Les médicaments et le monopole pharmaceutique


De l’affaire des poisons au monopole pharmaceutique

C’est suite à la fameuse affaire des Poisons, qui dépasse le fait divers pour devenir une affaire d’Etat,  (1672 - les services d’empoisonneuses comme la « Brinvilliers »et la « Voisin” »auraient été utilisé par des membres de la Cour), que l’administration royale en 1682 publie la Déclaration des poisons qui impose des mesures qui concernent la préparation, la vente et la possession des substances vénéneuses. Depuis 1682 au moins, la profession de pharmacien n’est pas tout à fait comme une autre !

Le médicament n’est pas un produit de consommation – la nécessaire sécurité

Cette considération inactuelle retrouve néanmoins quelque actualité avec les projets de dérèglementation de la pharmacie d’officine, ainsi qu’avec le développement inquiétant du trafic de médicaments contrefaits, sur lequel Interpol ne cesse d’alerter  (Cf notamment Le Monde, 22 mai 14). C’est une plaie bien connue des pays en développement : dans certains pays africains, jusqu'à 50 % des médicaments en circulation sont des faux. On trouve ainsi dans les étals de rue quantité d'antalgiques, d'antipaludéens ou d'antibiotiques contrefaits.

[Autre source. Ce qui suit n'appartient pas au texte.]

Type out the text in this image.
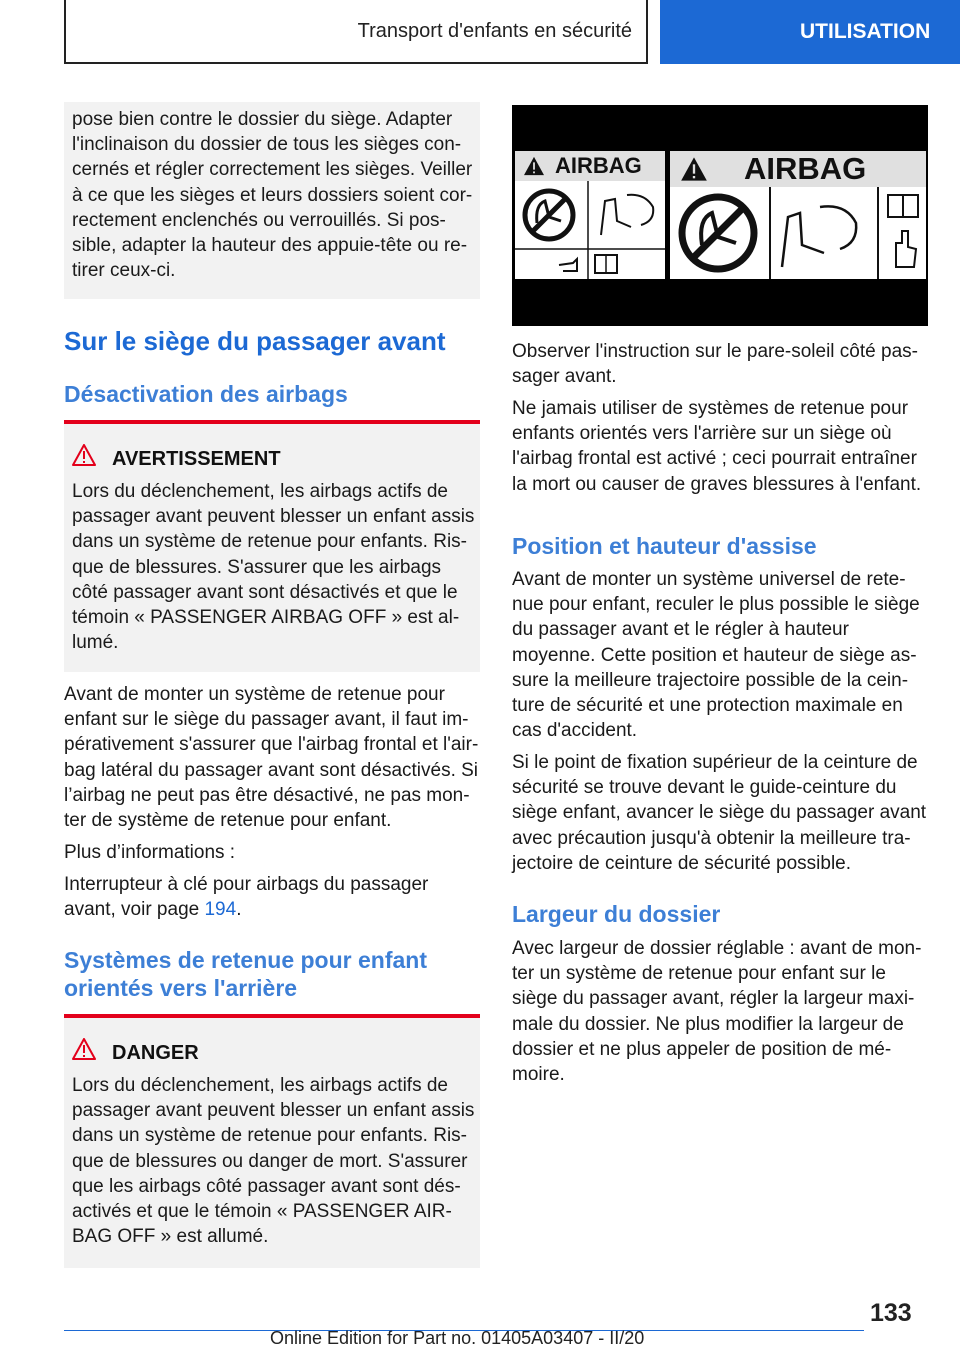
Transport d'enfants en sécurité	UTILISATION

pose bien contre le dossier du siège. Adapter
l'inclinaison du dossier de tous les sièges con‐
cernés et régler correctement les sièges. Veiller
à ce que les sièges et leurs dossiers soient cor‐
rectement enclenchés ou verrouillés. Si pos‐
sible, adapter la hauteur des appuie-tête ou re‐
tirer ceux-ci.

Sur le siège du passager avant
Désactivation des airbags
AVERTISSEMENT

Lors du déclenchement, les airbags actifs de
passager avant peuvent blesser un enfant assis
dans un système de retenue pour enfants. Ris‐
que de blessures. S'assurer que les airbags
côté passager avant sont désactivés et que le
témoin « PASSENGER AIRBAG OFF » est al‐
lumé.

Avant de monter un système de retenue pour
enfant sur le siège du passager avant, il faut im‐
pérativement s'assurer que l'airbag frontal et l'air‐
bag latéral du passager avant sont désactivés. Si
l’airbag ne peut pas être désactivé, ne pas mon‐
ter de système de retenue pour enfant.

Plus d’informations :

Interrupteur à clé pour airbags du passager
avant, voir page 194.

Systèmes de retenue pour enfant
orientés vers l'arrière
DANGER

Lors du déclenchement, les airbags actifs de
passager avant peuvent blesser un enfant assis
dans un système de retenue pour enfants. Ris‐
que de blessures ou danger de mort. S'assurer
que les airbags côté passager avant sont dés‐
activés et que le témoin « PASSENGER AIR‐
BAG OFF » est allumé.

AIRBAG	AIRBAG

Observer l'instruction sur le pare-soleil côté pas‐
sager avant.

Ne jamais utiliser de systèmes de retenue pour
enfants orientés vers l'arrière sur un siège où
l'airbag frontal est activé ; ceci pourrait entraîner
la mort ou causer de graves blessures à l'enfant.

Position et hauteur d'assise

Avant de monter un système universel de rete‐
nue pour enfant, reculer le plus possible le siège
du passager avant et le régler à hauteur
moyenne. Cette position et hauteur de siège as‐
sure la meilleure trajectoire possible de la cein‐
ture de sécurité et une protection maximale en
cas d'accident.

Si le point de fixation supérieur de la ceinture de
sécurité se trouve devant le guide-ceinture du
siège enfant, avancer le siège du passager avant
avec précaution jusqu'à obtenir la meilleure tra‐
jectoire de ceinture de sécurité possible.

Largeur du dossier

Avec largeur de dossier réglable : avant de mon‐
ter un système de retenue pour enfant sur le
siège du passager avant, régler la largeur maxi‐
male du dossier. Ne plus modifier la largeur de
dossier et ne plus appeler de position de mé‐
moire.

133
Online Edition for Part no. 01405A03407 - II/20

Cependant l’Europe et les Etats-Unis sont loin d‘être à l’abri, en particulier avec le développement des pharmacies illégales ou fausses en ligne. Ainsi, en mai 2014, Interpol a mené  l’opération Pangée : dans 110 pays, douaniers et policiers ont saisi pour près de 30 millions de dollars de faux médicaments, arrêtés 239 suspects et fait fermer plus de 10 000 sites illicites. Parmi les médicaments saisis : des antibiotiques, des antalgiques, des hormones thyroïdiennes, des anxiolytiques ou encore des insulines. Les faussaires savent d’ailleurs, en bons ultra-libéraux, s’adapter à la demande ; ainsi, en 2010, sont apparus massivement de faux vaccins contre la grippe H1N1. Parmi les affaires récentes qui, en Europe, ont frappé l’opinion publique : en 2013, de fausses pilules amaigrissantes achetées en ligne ont entraîné la mort de 62 personnes, notamment au Royaume-Uni ou en Pologne.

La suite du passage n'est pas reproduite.